Brooks’ brow furrowed and the atmosphere strained between them.

“That sounds pretty serious.”

“If you play,” she looked at him again, “I’ll tell you my name.”

He pretended to ponder, but his mind was made up before the stakes were laid bare.

“Deal. I’ll play your game, and you’ll tell me what I can call you. Other than cold queen, of course,” he said with a smirk and a wink. “But you’ll have to go first. Show me how it’s done.”

She touched the cuff of her sleeves hesitantly and, with a sigh of resignation, pulled them up past her elbow. A series of small scars made a ladder all the way up to her bicep and disappeared under the worn cotton.

“This,” she pointed, “isn’t exactly what it looks like.”

Brooks looked her in the eyes but said nothing.

“I never knew my mom. I always just assumed she was dead. For as long as I can remember I’ve lived on my own. I never lived in one place for long, but it was always alone.”

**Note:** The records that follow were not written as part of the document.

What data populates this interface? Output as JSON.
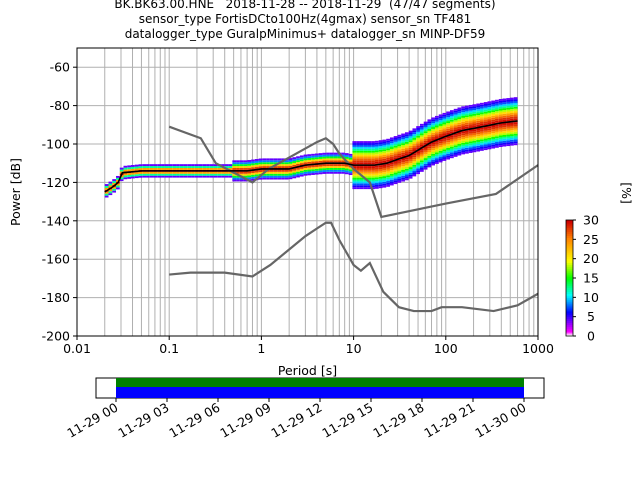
{
  "header": {
    "title_lines": [
      "BK.BK63.00.HNE   2018-11-28 -- 2018-11-29  (47/47 segments)",
      "sensor_type FortisDCto100Hz(4gmax) sensor_sn TF481",
      "datalogger_type GuralpMinimus+ datalogger_sn MINP-DF59"
    ]
  },
  "chart_data": {
    "type": "heatmap",
    "xlabel": "Period [s]",
    "ylabel": "Power [dB]",
    "xscale": "log",
    "xlim": [
      0.01,
      1000
    ],
    "ylim": [
      -200,
      -50
    ],
    "x_ticks": [
      "0.01",
      "0.1",
      "1",
      "10",
      "100",
      "1000"
    ],
    "y_ticks": [
      "-200",
      "-180",
      "-160",
      "-140",
      "-120",
      "-100",
      "-80",
      "-60"
    ],
    "grid": true,
    "colorbar": {
      "label": "[%]",
      "range": [
        0,
        30
      ],
      "ticks": [
        "0",
        "5",
        "10",
        "15",
        "20",
        "25",
        "30"
      ]
    },
    "noise_models": [
      {
        "x": [
          0.1,
          0.22,
          0.32,
          0.8,
          1.2,
          4,
          5,
          6,
          7,
          10,
          15,
          20,
          100,
          350,
          1000
        ],
        "y": [
          -91,
          -97,
          -110,
          -120,
          -113,
          -99,
          -97,
          -100,
          -105,
          -113,
          -120,
          -138,
          -131,
          -126,
          -111
        ]
      },
      {
        "x": [
          0.1,
          0.17,
          0.4,
          0.8,
          1.25,
          3,
          4,
          5,
          5.7,
          7,
          10,
          12,
          15,
          21,
          31,
          45,
          70,
          90,
          150,
          330,
          600,
          1000
        ],
        "y": [
          -168,
          -167,
          -167,
          -169,
          -163,
          -148,
          -144,
          -141,
          -141,
          -150,
          -163,
          -166,
          -162,
          -177,
          -185,
          -187,
          -187,
          -185,
          -185,
          -187,
          -184,
          -178
        ]
      }
    ],
    "mode_curve": {
      "x": [
        0.02,
        0.025,
        0.028,
        0.031,
        0.05,
        0.1,
        0.2,
        0.4,
        0.7,
        1,
        2,
        3,
        5,
        8,
        10,
        13,
        17,
        23,
        30,
        40,
        55,
        70,
        100,
        150,
        250,
        400,
        600
      ],
      "y": [
        -125,
        -122,
        -120,
        -115,
        -114,
        -114,
        -114,
        -114,
        -114,
        -113,
        -113,
        -111,
        -110,
        -110,
        -111,
        -111,
        -111,
        -110,
        -108,
        -106,
        -102,
        -99,
        -96,
        -93,
        -91,
        -89,
        -88
      ]
    },
    "timeline": {
      "tick_labels": [
        "11-29 00",
        "11-29 03",
        "11-29 06",
        "11-29 09",
        "11-29 12",
        "11-29 15",
        "11-29 18",
        "11-29 21",
        "11-30 00"
      ],
      "coverage_colors": [
        "#008000",
        "#0000ff"
      ]
    }
  }
}
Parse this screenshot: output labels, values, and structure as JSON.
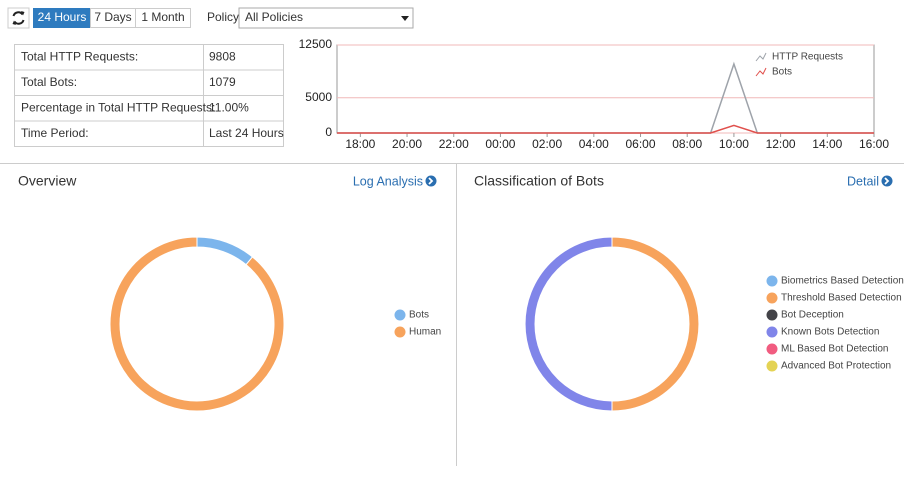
{
  "toolbar": {
    "ranges": [
      "24 Hours",
      "7 Days",
      "1 Month"
    ],
    "policy_label": "Policy",
    "policy_value": "All Policies"
  },
  "summary": {
    "rows": [
      [
        "Total HTTP Requests:",
        "9808"
      ],
      [
        "Total Bots:",
        "1079"
      ],
      [
        "Percentage in Total HTTP Requests:",
        "11.00%"
      ],
      [
        "Time Period:",
        "Last 24 Hours"
      ]
    ]
  },
  "chart_data": [
    {
      "type": "line",
      "categories": [
        null,
        "18:00",
        null,
        "20:00",
        null,
        "22:00",
        null,
        "00:00",
        null,
        "02:00",
        null,
        "04:00",
        null,
        "06:00",
        null,
        "08:00",
        null,
        "10:00",
        null,
        "12:00",
        null,
        "14:00",
        null,
        "16:00"
      ],
      "series": [
        {
          "name": "HTTP Requests",
          "color": "#9ea3aa",
          "values": [
            0,
            0,
            0,
            0,
            0,
            0,
            0,
            0,
            0,
            0,
            0,
            0,
            0,
            0,
            0,
            0,
            0,
            9808,
            0,
            0,
            0,
            0,
            0,
            0
          ]
        },
        {
          "name": "Bots",
          "color": "#e0504c",
          "values": [
            0,
            0,
            0,
            0,
            0,
            0,
            0,
            0,
            0,
            0,
            0,
            0,
            0,
            0,
            0,
            0,
            0,
            1079,
            0,
            0,
            0,
            0,
            0,
            0
          ]
        }
      ],
      "ylim": [
        0,
        12500
      ],
      "yticks": [
        0,
        5000,
        12500
      ],
      "grid": true,
      "legend": "top-right"
    },
    {
      "type": "pie",
      "title": "Overview",
      "link": "Log Analysis",
      "categories": [
        "Bots",
        "Human"
      ],
      "values": [
        11,
        89
      ],
      "colors": [
        "#7cb5ec",
        "#f7a35c"
      ]
    },
    {
      "type": "pie",
      "title": "Classification of Bots",
      "link": "Detail",
      "categories": [
        "Biometrics Based Detection",
        "Threshold Based Detection",
        "Bot Deception",
        "Known Bots Detection",
        "ML Based Bot Detection",
        "Advanced Bot Protection"
      ],
      "values": [
        0,
        50,
        0,
        50,
        0,
        0
      ],
      "colors": [
        "#7cb5ec",
        "#f7a35c",
        "#434348",
        "#8085e9",
        "#f15c80",
        "#e4d354"
      ]
    }
  ]
}
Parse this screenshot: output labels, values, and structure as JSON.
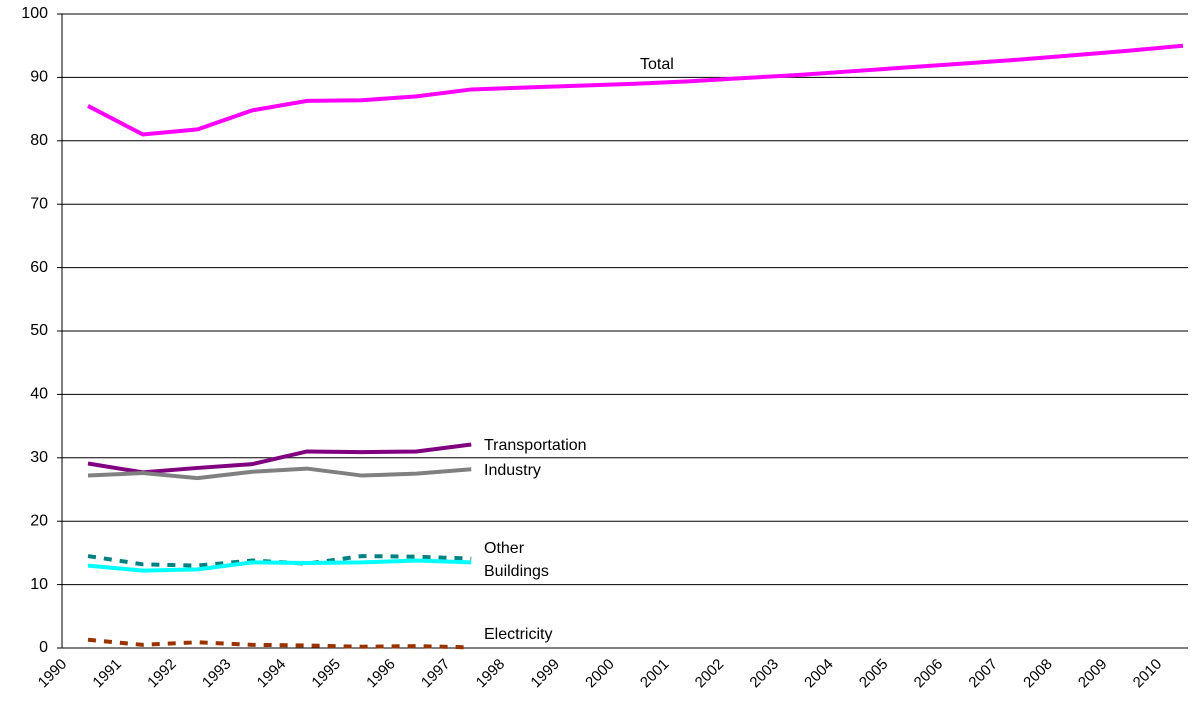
{
  "chart_data": {
    "type": "line",
    "categories": [
      "1990",
      "1991",
      "1992",
      "1993",
      "1994",
      "1995",
      "1996",
      "1997",
      "1998",
      "1999",
      "2000",
      "2001",
      "2002",
      "2003",
      "2004",
      "2005",
      "2006",
      "2007",
      "2008",
      "2009",
      "2010"
    ],
    "series": [
      {
        "name": "Total",
        "color": "#ff00ff",
        "dashed": false,
        "values": [
          85.5,
          81.0,
          81.8,
          84.8,
          86.3,
          86.4,
          87.0,
          88.1,
          88.4,
          88.7,
          89.0,
          89.4,
          89.9,
          90.4,
          91.0,
          91.6,
          92.2,
          92.8,
          93.5,
          94.2,
          95.0
        ]
      },
      {
        "name": "Transportation",
        "color": "#800080",
        "dashed": false,
        "values": [
          29.1,
          27.7,
          28.4,
          29.0,
          31.0,
          30.9,
          31.0,
          32.1,
          null,
          null,
          null,
          null,
          null,
          null,
          null,
          null,
          null,
          null,
          null,
          null,
          null
        ]
      },
      {
        "name": "Industry",
        "color": "#808080",
        "dashed": false,
        "values": [
          27.2,
          27.6,
          26.8,
          27.8,
          28.3,
          27.2,
          27.5,
          28.2,
          null,
          null,
          null,
          null,
          null,
          null,
          null,
          null,
          null,
          null,
          null,
          null,
          null
        ]
      },
      {
        "name": "Other",
        "color": "#008080",
        "dashed": true,
        "values": [
          14.5,
          13.2,
          13.0,
          13.8,
          13.3,
          14.5,
          14.4,
          14.1,
          null,
          null,
          null,
          null,
          null,
          null,
          null,
          null,
          null,
          null,
          null,
          null,
          null
        ]
      },
      {
        "name": "Buildings",
        "color": "#00ffff",
        "dashed": false,
        "values": [
          13.0,
          12.2,
          12.4,
          13.5,
          13.4,
          13.5,
          13.8,
          13.5,
          null,
          null,
          null,
          null,
          null,
          null,
          null,
          null,
          null,
          null,
          null,
          null,
          null
        ]
      },
      {
        "name": "Electricity",
        "color": "#993300",
        "dashed": true,
        "values": [
          1.3,
          0.5,
          0.9,
          0.5,
          0.4,
          0.2,
          0.3,
          0.1,
          null,
          null,
          null,
          null,
          null,
          null,
          null,
          null,
          null,
          null,
          null,
          null,
          null
        ]
      }
    ],
    "ylim": [
      0,
      100
    ],
    "yticks": [
      0,
      10,
      20,
      30,
      40,
      50,
      60,
      70,
      80,
      90,
      100
    ],
    "grid": true
  }
}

“That must have been lonely,” he said quietly.

A small, sad smile pulled at her lips. “It could be. But it was better than the alternative.”

Brooks watched as darkness crept into her eyes like a hurricane making landfall.

“What was the alternative?”

“My dad,” she bit out. “Once a year, every year, he would find me. No matter how far I ran or how little I left behind, he always found me.”

Brooks became weary. He did not have to know this girl or her past to guess that she had been through a lot. It was written in her posture and every fine worry line on her forehead. What was worse was that it was embedded in her eyes.

“Why was that so bad?”

She huffed a small laugh. “My dad is not a nice guy.”

Her expression deepened, anger changing to anxiety, anxiety to fear and panic.

“Every year. Every visit. Every… touch. I marked it. So I would never forget. So that when I had the strength, I could hurt him for every time he hurt me.” Tears streamed down her cheeks leaving small, gleaming tracks in their wake.

She forced her sleeves back down and rubbed her arms like she had done it a million times. There had to be hundreds of scars on her arms. She was painted with the ghosts of her past, an artist with no control of her situation other than the brush.

“You…” he said tentatively. “You said he came once a year, but there have to be hundreds of scars on your arm.” A gentle question to pull her from her mind.

She looked his way, wiped at her cheeks, and nodded.

“That’s a nightmare for another time. Now, I think you owe me a nightmare.”

The weight in Brooks’ stomach was hard to bear. What she revealed made him sick. The thought of one girl having to go through even a fraction of that pain, and caused by someone she was supposed to be able to trust… It was daunting. But the anger? No, the sickness had nothing on the anger bubbling in his chest.